Usually you use a derived class when an existing class provides members that the new class can use, or when you want to extend or embellish existing class properties and methods. This is called inheritance: the new class inherits, and has direct access to, all Public and Private members of the existing base class.

For example, you want to create derived classes called CheckingAccount, SavingsAccount, BrokerageAccount, and RetirementAccount based on an existing Account class. Because the derived classes can access all existing properties and methods for the Account class, such as AccountNumber, Balance, and DepositMoney, you can reuse all Account class scripts in the new classes.

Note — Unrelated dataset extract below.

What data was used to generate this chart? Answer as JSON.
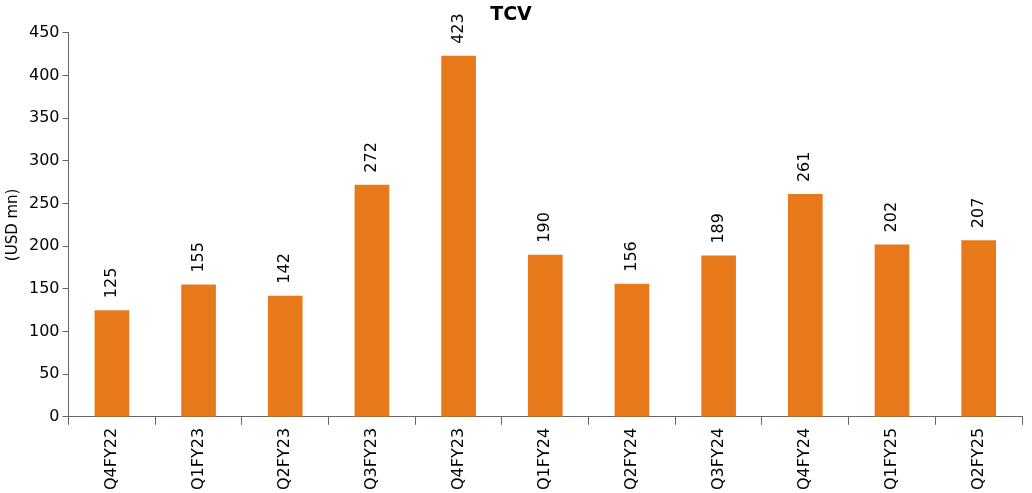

Demonstrates derived classes inheriting the Properties and Methods of a base class

You can define new member variables, properties, and methods in a derived class to add operations that the derived classes can use. For example, you can add BuyStock and SellStock methods to the BrokerageAccount class.

A derived class can serve as the base class for another derived class. For example, the following illustration shows how the Contractor class, which is derived from the Employee class, serves as the base class for the Subcontractor class. The Subcontractor class has access to the members of both the Contractor class and the Employee class.

Demonstrates hierarchy of base and sub classes, using Employee, Contractor, and SubContractor classes

A derived class has the same scope as its base class, except that a derived class cannot access the Sub Delete of its base class.